The radial nerve runs from your shoulder down to your fingers along the outside of your upper arm and the top of your lower arm, about where you might get a sunburn or where you would draw body hair on a cartoon character. It powers a lot of muscles related to extension – straightining (and going past straight) – of your fingers, thumb and wrist, and doing some rotation and stabilization on the elbow. Below the elbow it contributes to sensation and feeling along the top of your forearm and the back of your hand and fingers. When you type, it helps you lift your wrist and fingers; when you reach out to grab a can of pop it opens your palm and gets all your digits out of the way; when you attempt to use force of any kind with your hand, it contributes to grip strength, wrist stabilization, elbow leverage, etc.

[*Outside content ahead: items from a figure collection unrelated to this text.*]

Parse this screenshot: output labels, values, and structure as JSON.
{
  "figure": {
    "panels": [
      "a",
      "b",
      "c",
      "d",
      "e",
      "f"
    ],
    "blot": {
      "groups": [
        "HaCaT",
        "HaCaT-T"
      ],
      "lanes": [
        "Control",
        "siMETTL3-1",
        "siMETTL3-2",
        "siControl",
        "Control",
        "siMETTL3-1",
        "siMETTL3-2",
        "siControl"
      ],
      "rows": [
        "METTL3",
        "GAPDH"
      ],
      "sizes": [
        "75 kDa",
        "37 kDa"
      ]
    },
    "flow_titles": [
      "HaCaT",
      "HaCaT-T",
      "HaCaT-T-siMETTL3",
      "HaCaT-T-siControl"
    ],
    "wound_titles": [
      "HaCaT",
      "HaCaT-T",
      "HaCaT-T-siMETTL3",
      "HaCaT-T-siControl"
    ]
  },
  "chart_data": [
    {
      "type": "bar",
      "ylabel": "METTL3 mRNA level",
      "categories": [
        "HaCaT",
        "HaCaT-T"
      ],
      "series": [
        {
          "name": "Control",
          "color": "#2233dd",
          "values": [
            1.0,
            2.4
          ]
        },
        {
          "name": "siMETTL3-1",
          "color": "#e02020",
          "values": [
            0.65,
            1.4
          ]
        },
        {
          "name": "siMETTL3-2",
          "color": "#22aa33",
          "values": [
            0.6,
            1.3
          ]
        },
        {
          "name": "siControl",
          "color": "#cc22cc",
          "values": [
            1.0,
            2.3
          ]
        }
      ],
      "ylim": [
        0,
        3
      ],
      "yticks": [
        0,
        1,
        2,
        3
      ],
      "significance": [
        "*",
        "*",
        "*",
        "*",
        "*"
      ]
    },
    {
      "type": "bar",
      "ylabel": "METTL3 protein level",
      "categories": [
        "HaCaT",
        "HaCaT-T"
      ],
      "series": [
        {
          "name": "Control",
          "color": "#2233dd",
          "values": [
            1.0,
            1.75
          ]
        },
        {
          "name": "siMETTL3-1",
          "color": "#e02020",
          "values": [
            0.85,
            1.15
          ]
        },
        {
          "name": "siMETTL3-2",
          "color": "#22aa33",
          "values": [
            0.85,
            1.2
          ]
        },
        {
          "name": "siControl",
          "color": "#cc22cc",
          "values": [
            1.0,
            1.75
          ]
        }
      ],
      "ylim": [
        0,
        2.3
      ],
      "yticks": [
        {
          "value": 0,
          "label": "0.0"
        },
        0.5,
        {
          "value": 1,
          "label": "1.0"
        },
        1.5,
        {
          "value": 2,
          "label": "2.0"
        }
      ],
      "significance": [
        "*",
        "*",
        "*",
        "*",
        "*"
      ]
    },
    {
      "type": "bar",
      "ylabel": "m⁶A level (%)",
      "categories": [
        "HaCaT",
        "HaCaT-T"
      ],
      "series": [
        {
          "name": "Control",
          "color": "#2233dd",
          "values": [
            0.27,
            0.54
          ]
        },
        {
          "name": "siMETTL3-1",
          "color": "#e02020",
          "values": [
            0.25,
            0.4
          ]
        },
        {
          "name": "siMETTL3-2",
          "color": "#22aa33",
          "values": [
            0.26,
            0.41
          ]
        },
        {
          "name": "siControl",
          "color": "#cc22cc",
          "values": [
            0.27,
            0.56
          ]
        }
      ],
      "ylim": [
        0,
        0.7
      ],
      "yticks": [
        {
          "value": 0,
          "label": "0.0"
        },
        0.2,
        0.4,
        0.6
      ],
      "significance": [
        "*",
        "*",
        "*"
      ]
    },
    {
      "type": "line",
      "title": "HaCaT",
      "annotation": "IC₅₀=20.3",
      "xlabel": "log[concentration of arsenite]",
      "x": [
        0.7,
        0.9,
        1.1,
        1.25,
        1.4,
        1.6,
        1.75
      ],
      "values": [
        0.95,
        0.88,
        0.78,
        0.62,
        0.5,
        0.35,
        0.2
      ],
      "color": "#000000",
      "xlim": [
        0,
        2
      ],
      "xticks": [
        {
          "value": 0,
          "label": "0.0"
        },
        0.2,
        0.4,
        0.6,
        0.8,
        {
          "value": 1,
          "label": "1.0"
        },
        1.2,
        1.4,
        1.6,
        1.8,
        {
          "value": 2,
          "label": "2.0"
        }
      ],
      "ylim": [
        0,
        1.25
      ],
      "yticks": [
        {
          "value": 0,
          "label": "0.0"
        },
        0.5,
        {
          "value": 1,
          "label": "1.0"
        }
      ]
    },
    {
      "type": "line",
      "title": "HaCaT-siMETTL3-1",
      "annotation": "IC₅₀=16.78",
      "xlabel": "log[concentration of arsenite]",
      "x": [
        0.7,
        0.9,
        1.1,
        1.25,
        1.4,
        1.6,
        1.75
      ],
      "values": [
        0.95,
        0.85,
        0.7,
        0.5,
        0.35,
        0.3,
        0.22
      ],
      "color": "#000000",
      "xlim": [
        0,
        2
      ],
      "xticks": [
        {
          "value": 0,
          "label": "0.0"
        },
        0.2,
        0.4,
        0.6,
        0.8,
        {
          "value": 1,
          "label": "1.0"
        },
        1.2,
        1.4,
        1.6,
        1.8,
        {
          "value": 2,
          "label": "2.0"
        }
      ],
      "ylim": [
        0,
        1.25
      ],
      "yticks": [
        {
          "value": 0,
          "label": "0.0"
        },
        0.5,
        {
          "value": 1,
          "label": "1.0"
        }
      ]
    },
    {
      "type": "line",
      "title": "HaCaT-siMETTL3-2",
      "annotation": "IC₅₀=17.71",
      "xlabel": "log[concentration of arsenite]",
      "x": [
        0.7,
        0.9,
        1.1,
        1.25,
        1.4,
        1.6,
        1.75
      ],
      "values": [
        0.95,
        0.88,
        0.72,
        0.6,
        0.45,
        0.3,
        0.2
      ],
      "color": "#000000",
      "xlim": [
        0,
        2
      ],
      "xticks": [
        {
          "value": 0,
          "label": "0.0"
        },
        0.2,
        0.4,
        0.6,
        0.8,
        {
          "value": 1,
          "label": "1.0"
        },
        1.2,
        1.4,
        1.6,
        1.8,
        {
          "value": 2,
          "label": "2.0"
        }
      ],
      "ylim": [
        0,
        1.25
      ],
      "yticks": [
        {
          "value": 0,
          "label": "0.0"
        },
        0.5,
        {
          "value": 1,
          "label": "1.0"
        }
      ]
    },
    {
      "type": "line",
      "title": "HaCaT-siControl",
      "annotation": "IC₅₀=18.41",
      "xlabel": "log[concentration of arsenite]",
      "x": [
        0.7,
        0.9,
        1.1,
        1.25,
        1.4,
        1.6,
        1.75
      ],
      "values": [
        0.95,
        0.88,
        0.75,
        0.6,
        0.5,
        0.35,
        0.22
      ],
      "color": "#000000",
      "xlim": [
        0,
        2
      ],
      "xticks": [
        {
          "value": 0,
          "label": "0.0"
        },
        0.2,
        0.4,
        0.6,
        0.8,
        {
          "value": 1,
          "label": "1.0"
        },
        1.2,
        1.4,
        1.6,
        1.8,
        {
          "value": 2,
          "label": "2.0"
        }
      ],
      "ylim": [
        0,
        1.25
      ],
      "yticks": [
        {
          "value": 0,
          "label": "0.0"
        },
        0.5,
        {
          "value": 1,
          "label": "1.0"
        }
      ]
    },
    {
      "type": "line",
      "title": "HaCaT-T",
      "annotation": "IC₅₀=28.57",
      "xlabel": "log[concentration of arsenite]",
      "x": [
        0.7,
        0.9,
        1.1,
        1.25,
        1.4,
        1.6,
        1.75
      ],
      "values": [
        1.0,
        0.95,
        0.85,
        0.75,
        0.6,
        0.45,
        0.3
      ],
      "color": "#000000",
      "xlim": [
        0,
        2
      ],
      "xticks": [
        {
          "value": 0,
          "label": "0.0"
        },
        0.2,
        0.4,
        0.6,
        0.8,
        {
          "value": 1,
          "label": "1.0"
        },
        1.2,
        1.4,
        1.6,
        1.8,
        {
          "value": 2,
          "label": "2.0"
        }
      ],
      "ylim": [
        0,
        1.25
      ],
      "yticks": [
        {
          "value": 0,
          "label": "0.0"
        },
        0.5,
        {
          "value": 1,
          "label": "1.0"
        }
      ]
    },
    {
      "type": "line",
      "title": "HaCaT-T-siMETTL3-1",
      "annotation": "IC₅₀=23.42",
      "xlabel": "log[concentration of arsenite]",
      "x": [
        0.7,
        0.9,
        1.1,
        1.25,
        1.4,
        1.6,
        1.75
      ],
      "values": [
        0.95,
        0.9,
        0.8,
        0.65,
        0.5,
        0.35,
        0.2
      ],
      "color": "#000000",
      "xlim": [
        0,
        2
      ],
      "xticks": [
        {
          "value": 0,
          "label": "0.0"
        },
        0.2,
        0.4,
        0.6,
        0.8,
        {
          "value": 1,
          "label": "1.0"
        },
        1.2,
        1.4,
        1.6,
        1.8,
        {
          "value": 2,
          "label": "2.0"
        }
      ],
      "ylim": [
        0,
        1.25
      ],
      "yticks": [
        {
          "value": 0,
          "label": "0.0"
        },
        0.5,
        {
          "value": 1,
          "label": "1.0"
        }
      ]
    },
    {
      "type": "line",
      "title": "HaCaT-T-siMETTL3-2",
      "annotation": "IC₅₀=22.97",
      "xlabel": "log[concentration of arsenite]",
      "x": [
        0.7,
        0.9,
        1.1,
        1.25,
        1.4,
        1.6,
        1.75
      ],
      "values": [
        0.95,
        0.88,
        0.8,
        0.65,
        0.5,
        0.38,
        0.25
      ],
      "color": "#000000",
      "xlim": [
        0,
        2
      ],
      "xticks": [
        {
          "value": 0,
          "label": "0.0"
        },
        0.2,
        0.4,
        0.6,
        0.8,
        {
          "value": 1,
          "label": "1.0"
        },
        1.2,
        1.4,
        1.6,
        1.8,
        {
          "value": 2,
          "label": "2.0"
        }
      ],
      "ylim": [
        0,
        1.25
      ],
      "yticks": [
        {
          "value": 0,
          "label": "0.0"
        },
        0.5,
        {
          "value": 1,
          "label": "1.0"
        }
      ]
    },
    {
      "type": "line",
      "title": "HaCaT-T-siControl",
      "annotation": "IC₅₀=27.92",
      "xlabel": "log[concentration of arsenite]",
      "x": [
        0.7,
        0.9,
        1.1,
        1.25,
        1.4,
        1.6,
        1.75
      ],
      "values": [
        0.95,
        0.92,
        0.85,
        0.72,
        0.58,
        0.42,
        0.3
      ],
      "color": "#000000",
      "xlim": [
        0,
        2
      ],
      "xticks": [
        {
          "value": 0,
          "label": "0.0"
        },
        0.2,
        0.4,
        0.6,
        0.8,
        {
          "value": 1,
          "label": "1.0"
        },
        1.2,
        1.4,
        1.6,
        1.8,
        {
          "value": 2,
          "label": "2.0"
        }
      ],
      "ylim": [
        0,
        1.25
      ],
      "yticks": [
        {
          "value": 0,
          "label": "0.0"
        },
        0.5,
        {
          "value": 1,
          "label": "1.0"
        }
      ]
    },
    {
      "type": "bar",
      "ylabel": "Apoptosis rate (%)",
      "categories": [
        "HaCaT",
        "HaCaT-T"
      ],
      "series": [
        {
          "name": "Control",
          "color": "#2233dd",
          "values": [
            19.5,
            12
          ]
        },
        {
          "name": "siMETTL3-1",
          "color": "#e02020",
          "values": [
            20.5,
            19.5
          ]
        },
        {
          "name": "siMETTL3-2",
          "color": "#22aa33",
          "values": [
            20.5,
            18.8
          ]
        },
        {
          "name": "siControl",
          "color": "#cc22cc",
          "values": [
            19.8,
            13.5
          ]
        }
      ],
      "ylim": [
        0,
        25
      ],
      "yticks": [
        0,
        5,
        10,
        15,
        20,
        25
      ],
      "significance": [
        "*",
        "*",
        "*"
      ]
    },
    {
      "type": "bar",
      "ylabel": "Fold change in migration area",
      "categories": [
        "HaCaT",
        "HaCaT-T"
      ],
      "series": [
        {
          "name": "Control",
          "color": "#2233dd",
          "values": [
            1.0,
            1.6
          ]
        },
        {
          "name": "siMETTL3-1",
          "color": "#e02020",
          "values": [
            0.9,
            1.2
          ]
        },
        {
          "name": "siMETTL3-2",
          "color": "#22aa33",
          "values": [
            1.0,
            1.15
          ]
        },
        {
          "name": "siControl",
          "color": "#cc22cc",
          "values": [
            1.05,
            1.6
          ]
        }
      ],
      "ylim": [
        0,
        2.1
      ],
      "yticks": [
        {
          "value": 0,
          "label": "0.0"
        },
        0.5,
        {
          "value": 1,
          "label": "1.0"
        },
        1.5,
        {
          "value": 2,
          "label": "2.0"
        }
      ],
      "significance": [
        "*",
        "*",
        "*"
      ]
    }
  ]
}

Mine grew a little flattened ovoid mass right below where you might picture an anchor tattoo on Popeye.
Which is coincidentally right where I have an anchor tattoo.
But they really don’t think my 14 year old tattoo caused this. The radial nerve is under more than half an inch of muscle there; that tattoo would have had to get extremely, catastrophically infected for damage to reach that far down, and as far as I remember it healed very smoothly with no complications whatsoever.
But the surgeon did take a lot of care not to fuck up the tattoo too bad both times he went in through it for surgery.